Monday, February 21, 2011

Happy Birthday to Me

Well, it's not actually my birthday today.  It was several days ago.  I've been out of the loop due to a bad cold (aren't I LUCKY?) and.... due to a lovely 3 night, 4 day vacation brought to me by Master.  It was my birthday present... and what a present it was.  We stayed at an ocean front hotel pretending that we were extremely wealthy from Thursday to Sunday.  It was more wonderful than I can say.  Master and I have travelled together before, but never alone together.  It was really lovely.  I can't wait to do it again, even if that opportunity won't present itself for a few years.

There wasn't a lot of BDSMish (or even M/s-ing) going on.  Mostly because I was sick, but also because I think Master has a soft spot for me around my birthday. :3  I felt more like a pampered princess than a slave.  I barely lifted a finger that entire trip.  I would feel strange living that way permanently, but I won't lie... I really appreciated it this past weekend.  It was romantic in a classic sort of way, which I never thought was my "style", but I'd be lying if I tried to tell you I wasn't enjoying it immensely.
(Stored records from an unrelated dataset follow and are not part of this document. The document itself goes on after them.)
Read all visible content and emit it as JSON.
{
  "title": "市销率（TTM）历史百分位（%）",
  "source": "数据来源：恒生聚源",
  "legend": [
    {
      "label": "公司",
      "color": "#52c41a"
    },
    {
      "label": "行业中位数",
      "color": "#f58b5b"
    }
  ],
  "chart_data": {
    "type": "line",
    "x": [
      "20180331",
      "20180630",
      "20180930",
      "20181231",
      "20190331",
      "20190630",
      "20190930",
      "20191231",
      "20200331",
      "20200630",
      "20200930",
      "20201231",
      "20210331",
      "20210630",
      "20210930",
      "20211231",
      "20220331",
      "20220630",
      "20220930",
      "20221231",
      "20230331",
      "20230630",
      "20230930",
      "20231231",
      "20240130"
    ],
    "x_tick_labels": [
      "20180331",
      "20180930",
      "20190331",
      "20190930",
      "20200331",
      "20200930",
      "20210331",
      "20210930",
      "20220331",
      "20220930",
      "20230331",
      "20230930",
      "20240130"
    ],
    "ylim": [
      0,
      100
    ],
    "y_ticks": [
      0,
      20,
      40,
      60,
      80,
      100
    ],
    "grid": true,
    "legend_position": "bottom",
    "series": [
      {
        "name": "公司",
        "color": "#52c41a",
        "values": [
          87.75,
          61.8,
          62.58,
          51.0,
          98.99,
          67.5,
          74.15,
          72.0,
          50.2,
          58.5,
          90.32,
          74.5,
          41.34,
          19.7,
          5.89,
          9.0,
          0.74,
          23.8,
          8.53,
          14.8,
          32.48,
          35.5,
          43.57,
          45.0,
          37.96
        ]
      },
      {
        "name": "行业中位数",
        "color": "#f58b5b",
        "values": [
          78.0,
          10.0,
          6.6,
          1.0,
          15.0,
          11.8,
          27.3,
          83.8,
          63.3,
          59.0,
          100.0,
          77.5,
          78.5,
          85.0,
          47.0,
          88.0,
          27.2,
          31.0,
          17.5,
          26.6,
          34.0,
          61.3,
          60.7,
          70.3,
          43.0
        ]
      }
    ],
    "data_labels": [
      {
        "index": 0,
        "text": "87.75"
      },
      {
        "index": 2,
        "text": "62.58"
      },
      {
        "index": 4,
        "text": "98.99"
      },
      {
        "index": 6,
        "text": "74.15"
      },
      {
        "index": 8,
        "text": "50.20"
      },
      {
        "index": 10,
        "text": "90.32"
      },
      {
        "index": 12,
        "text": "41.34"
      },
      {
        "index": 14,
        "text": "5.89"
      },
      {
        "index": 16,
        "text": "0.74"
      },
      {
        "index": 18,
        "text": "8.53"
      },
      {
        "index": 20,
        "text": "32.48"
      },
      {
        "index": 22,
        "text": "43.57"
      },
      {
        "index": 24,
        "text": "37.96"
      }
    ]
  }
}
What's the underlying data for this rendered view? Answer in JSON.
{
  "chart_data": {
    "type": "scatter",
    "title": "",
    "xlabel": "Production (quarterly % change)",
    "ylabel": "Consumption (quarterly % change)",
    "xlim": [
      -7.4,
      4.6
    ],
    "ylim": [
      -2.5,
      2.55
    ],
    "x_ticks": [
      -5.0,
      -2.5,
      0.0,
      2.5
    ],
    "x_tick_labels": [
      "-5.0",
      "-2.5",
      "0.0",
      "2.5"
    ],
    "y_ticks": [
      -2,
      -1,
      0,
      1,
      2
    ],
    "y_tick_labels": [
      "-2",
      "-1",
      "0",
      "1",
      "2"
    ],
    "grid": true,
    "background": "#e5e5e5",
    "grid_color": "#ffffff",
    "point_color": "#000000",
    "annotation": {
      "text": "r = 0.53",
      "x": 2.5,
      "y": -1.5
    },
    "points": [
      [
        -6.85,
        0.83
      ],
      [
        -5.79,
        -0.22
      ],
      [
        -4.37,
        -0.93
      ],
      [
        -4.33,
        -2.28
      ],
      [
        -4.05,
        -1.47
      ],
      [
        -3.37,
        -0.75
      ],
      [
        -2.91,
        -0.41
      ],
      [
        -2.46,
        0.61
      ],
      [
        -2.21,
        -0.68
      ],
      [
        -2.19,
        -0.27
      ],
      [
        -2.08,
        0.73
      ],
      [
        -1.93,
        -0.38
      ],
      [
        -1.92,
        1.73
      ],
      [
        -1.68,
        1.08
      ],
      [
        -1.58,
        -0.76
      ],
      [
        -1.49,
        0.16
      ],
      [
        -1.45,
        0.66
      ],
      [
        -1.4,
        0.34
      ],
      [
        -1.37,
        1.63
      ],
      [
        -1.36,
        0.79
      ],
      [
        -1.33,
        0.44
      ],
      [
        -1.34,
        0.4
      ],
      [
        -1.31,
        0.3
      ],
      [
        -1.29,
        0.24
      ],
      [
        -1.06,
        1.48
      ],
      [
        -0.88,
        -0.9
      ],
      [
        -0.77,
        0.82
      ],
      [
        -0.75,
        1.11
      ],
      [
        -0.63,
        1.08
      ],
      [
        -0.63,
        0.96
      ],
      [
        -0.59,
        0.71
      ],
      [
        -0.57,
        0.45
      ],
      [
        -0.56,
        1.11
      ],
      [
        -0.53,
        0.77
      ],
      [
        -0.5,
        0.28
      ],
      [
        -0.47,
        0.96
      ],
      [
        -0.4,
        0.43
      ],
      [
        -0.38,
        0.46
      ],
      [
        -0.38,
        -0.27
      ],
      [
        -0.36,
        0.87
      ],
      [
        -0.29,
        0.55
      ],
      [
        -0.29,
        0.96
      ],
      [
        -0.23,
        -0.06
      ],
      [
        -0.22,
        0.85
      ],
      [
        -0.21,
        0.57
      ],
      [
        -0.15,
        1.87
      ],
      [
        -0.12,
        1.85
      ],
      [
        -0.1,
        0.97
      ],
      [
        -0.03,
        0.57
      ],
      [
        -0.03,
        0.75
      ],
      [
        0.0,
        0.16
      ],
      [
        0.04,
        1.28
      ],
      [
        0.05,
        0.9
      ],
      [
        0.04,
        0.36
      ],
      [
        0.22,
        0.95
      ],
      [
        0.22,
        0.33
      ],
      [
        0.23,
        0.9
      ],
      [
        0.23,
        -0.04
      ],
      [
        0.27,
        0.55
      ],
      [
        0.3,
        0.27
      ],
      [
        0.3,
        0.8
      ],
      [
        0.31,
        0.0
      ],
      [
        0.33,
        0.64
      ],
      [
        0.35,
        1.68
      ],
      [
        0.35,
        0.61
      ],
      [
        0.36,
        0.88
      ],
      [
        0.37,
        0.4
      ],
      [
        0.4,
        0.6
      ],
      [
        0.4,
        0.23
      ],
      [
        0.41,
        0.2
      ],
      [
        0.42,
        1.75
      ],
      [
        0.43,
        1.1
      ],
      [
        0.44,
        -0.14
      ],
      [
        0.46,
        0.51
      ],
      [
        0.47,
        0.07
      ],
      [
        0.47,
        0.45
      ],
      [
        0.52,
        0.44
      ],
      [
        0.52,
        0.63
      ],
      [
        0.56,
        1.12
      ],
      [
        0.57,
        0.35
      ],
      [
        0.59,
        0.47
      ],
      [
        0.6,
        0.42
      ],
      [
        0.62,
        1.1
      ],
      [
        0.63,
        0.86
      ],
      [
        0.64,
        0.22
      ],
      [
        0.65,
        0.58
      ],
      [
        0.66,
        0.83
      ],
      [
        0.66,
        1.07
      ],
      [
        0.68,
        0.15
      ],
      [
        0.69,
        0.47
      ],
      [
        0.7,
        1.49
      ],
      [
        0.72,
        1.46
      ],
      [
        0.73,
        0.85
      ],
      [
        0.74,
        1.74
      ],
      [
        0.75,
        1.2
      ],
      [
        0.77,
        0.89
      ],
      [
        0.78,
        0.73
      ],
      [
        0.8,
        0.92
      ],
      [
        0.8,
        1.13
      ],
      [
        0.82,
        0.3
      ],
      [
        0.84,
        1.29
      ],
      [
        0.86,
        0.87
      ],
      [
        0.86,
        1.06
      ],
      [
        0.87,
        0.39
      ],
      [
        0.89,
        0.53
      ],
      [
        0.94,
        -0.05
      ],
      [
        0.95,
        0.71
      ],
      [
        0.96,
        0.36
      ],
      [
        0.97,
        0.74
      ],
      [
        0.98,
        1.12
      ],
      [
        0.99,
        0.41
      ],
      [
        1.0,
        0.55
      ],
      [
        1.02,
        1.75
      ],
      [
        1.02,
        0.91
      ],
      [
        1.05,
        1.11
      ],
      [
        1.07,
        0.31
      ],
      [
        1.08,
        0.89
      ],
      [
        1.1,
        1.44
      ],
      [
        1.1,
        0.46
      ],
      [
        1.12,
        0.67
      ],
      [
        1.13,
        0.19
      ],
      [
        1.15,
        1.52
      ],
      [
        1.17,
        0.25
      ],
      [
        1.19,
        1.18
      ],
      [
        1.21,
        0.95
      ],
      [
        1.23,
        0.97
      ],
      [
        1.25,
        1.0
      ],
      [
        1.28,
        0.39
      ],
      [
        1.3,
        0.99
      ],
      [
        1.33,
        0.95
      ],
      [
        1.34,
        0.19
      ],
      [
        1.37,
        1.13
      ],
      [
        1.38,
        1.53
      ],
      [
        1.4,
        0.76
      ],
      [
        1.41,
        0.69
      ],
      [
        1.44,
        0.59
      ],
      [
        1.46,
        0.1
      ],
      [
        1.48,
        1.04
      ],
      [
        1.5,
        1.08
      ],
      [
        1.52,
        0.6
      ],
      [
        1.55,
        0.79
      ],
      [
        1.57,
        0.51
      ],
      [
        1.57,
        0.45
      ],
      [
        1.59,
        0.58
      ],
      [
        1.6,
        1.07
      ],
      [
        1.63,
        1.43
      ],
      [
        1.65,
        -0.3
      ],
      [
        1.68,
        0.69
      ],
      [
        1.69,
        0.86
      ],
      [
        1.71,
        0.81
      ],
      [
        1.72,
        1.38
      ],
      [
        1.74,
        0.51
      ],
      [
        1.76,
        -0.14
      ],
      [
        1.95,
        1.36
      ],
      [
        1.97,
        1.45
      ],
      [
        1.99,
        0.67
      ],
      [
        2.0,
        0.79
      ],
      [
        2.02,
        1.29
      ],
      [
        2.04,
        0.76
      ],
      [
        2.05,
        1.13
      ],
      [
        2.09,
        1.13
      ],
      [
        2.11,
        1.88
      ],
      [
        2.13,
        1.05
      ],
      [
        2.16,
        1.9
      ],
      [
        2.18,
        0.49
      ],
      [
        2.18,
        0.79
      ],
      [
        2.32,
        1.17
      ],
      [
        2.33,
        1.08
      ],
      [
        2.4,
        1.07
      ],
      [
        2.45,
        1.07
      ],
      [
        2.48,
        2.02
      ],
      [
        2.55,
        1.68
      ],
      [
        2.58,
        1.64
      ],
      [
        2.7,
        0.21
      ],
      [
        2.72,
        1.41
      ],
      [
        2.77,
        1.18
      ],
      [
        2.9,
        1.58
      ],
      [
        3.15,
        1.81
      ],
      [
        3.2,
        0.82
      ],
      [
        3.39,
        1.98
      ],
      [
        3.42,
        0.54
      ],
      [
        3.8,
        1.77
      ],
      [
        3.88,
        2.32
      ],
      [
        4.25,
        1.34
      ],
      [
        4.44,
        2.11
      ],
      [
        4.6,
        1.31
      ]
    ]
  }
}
Bubble baths for two in an oversized jacuzzi tub in our bathroom, boxes of chocolates in bed, glasses of merlot on the beach at sunset, sex in the shower, sex by the fireplace.... Well, you get the point.  It was simply amazing.  I may post some pictures of the room/the beach later, if I'm allowed.  Sadly the Bossman isn't around to ask right this minute.  It's unfortunate that I was pretty sick for about a day and a half of the trip, but it was still 100% worth it.  I'm so glad he allowed this to happen and I can't thank him enough.  It was the best birthday I've ever had (and I've had some really lovely birthdays in my day).

So thank you, Master.  Thank you so, so much.

~*~*~*~*~*~*~

Now that I'm back home, I have to get back into that slavish mindset I've been fighting so hard against lately.  *sigh*  Does anyone else have this problem?  Any other non-twue, non-"born slaves" out there? It's like I go through cycles.  Sometimes I just throw myself at his feet without argument, other times I can't manage the word "please" without world war 3.  I honestly don't know what the fuck my problem is sometimes.  It'd be great to figure that out.  As a budding clinical psychologist, I really wish that we had BDSM therapy... you know, to help us work out our issues with serving, etc.?  Or maybe some therapuetic sessions for Masters to learn how to properly subjugate their property?  Maybe even some couples therapy to help out floundering relationship dynamics?

Such a dream is lofty.  There is, really, no one out there qualified to "teach" any of us how to be better slaves, Masters, pairs, whatever else.  You can read books, attend seminars, have mentors... but really, no one has those qualifications and I don't believe you'd find TOO many answers there (although of those 3 things, I do believe a mentor might be the most helpful.  I've never had one myself, but I often wished I did.  That may or may not be misguided).  The fact is, you've got to figure out that shit for yourself, and that's a lifetime-long task for some of us...

Honestly, sometimes I'm jealous of M-types because it seems like they have the "easy" job (if there even is one).  It is easy to perceiving topping as all gain and no pain.  Perhaps I'm only jealous because I'm not one, but I honestly wonder... what do they struggle with?  If there are any Tops out there, I'd love to hear your take on it.

*~zelda...

P.S. - Kelly!  I got your email some days ago, but have been struggling with a good way to answer.  I didn't forget, I just suck at phrasing things properly.  I'll have a reply soon.

3 comments:

  1. "It's like I go through cycles. Sometimes I just throw myself at his feet without argument, other times I can't manage the word "please" without world war 3. I honestly don't know what the fuck my problem is sometimes. It'd be great to figure that out."
    Okay, so I can't honestly comment from the viewpoint of a slave, but that quite nicely sums up how I feel about myself as a submissive lol.

    ReplyDelete
  2. Thank you!

    And I'm glad someone else relates to the ebb and flow of the submission tides. Sometimes I think I'm just crazy... but it always helps knowing that other people experience it too.